You are invited to join the Historic barn and Farm Foundation for our 2025 Barn Tour and Annual Meeting in Somerset County, Pennsylvania, on Friday and Saturday, June 6 and 7. Located on the Allegheny Plateau in the highest part of the state, the rural landscape of Somerset offers sweeping vistas, historic communities along the Glades Pike and the Forbes and National Roads, and well-preserved farm sites in the uplands, valleys, and hollows of the county. We will visit log and frame barns in this historic community, exploring aspects of form, construction, and decoration which are characteristic of the region. A prominent feature of the tour will be the fascinating turn-of-the-century practice of ‘splitting’ existing frame barns to enlarge them for expanding dairy operations, a barn-building method unique to Somerset County. This tour draws on decades of research by Somerset resident and HBFF member Fred Will into ‘Split Barns’, sawn fretwork ‘Barn Stars’, enclosed forebay ‘Storm Sheds’, and other regional characteristics which contribute to the distinctive vernacular architecture of Somerset County.
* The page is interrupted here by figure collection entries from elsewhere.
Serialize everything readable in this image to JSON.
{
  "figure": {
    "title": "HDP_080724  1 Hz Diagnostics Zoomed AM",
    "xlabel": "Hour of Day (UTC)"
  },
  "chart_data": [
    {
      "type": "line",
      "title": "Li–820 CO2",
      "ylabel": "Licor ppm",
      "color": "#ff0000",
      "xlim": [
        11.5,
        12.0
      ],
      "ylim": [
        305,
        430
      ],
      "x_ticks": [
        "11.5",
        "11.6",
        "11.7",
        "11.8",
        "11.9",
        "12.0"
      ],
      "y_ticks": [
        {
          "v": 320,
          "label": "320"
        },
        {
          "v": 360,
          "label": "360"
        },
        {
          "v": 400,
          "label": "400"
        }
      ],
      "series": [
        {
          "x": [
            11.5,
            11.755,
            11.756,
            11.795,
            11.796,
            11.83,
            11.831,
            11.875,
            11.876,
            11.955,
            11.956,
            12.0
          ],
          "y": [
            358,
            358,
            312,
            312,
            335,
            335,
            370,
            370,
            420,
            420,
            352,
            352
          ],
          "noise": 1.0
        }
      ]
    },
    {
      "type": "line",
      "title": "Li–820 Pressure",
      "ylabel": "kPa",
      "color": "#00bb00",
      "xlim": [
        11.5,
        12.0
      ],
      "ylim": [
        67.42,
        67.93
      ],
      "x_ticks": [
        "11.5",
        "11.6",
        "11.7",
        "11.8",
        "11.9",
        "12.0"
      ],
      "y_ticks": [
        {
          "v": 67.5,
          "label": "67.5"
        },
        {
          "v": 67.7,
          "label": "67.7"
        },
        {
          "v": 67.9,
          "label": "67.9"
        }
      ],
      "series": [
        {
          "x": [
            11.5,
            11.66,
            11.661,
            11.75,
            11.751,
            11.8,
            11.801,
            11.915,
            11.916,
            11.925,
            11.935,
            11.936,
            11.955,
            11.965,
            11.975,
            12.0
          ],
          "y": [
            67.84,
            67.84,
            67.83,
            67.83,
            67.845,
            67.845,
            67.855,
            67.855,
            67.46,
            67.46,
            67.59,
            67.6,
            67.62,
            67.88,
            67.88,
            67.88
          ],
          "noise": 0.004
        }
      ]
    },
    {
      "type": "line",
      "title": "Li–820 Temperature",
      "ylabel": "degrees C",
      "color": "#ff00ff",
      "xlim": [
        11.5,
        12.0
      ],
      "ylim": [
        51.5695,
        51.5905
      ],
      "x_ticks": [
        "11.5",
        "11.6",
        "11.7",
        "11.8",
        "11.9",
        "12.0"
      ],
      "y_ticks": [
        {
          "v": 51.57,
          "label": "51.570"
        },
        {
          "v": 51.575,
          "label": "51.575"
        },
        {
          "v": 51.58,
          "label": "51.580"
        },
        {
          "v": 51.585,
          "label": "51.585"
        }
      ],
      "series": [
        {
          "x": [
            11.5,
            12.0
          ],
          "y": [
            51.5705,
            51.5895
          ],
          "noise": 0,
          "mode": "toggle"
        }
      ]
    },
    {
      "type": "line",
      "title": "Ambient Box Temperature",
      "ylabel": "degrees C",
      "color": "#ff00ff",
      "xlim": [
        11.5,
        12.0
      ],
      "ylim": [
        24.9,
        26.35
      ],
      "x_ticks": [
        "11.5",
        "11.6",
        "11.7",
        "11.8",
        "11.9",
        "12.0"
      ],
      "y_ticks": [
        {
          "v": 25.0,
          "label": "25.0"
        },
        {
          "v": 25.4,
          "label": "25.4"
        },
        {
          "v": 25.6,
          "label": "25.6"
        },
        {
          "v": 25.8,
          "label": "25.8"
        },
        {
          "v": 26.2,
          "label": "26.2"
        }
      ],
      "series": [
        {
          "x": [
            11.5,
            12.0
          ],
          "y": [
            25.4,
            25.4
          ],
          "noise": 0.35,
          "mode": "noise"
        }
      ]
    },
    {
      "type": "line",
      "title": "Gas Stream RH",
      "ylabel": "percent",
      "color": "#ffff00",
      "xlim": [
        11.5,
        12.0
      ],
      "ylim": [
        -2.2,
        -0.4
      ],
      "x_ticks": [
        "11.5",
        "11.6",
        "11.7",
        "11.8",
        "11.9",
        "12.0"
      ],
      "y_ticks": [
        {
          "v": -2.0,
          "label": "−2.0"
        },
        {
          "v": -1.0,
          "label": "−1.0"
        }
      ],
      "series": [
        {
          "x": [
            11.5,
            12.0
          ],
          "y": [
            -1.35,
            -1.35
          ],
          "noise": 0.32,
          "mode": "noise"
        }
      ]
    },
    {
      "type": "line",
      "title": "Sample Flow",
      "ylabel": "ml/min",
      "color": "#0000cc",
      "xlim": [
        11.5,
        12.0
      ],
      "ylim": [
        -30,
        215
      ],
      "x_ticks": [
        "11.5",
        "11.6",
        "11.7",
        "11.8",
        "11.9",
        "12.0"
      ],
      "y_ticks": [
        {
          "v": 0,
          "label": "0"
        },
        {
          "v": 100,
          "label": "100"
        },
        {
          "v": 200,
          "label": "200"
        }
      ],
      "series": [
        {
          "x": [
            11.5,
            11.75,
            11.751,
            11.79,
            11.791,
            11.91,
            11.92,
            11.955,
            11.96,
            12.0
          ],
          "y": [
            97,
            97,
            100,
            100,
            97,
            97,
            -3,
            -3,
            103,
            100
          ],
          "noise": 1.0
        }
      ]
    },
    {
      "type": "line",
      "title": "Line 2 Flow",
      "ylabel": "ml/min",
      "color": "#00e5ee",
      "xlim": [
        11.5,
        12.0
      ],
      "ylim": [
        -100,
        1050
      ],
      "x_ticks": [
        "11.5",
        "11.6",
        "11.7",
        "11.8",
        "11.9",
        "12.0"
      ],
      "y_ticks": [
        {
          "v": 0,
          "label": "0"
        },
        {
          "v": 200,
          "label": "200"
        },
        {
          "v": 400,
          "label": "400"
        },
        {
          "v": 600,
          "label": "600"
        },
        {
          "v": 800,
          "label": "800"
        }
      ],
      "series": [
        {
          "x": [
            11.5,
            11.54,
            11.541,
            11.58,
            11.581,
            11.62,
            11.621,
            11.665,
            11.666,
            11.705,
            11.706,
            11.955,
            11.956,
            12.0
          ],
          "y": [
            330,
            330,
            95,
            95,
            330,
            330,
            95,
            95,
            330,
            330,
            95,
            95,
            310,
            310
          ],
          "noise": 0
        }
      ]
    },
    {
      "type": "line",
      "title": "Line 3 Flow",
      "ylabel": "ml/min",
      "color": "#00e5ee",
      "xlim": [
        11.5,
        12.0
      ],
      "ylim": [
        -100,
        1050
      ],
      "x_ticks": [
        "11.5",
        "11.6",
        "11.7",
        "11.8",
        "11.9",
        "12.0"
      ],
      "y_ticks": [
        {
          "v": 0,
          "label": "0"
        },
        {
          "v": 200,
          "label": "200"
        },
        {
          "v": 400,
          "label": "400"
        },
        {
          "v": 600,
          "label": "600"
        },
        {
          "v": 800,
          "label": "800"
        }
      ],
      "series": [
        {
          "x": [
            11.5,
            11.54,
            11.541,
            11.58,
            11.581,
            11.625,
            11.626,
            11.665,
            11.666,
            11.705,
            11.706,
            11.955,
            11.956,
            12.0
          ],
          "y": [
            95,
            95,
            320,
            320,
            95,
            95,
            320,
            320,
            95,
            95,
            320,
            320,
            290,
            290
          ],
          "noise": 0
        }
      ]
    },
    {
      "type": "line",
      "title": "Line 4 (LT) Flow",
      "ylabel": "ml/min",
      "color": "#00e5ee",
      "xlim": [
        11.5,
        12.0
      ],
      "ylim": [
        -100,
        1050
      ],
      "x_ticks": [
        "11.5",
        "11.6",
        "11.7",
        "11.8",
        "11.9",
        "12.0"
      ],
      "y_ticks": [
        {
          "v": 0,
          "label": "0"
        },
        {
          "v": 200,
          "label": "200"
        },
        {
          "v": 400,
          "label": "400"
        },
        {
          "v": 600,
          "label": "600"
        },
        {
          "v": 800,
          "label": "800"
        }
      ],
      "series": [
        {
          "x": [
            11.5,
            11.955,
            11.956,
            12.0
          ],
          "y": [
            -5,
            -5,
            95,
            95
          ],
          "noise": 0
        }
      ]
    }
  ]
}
Registration on Friday afternoon will be at the Somerset Historical Center, a rural history museum located four miles north of the town of Somerset. This Pennsylvania Historical and Museum Commission facility features an open-air collection of rural buildings and a recreated 1830s farmstead with log ground barn, as well as interior gallery display of regional artifacts, a library, and museum store. The Annual Meeting and banquet will take place in the social room of a nearby Presbyterian Church. The Friday evening program will include an illustrated talk by Fred Will on his research of barn building in Somerset. Copies of Fred’s 2024 book, Split Barns & Barn Stars of Somerset County, PA and Much More! will be available for purchase.
The Saturday bus tour (via charter coach bus) will visit seven barns located within a five-mile radius of the town of Somerset. Sites on the tour range from two early nineteenth-century double-crib log barns to a Sears & Roebuck ‘Already Cut’ trussed roof barn built around 1920, and will include three examples of split barns. Our lunch venue will be the beautifully preserved 1896 dairy barn of the Robert Huston family, which displays artifacts of the agricultural, mining, and distilling activities of this local landmark farm.
Further details and forms for tour registration will be included in the Spring 2025 Forebay Post. We look forward to seeing you next June!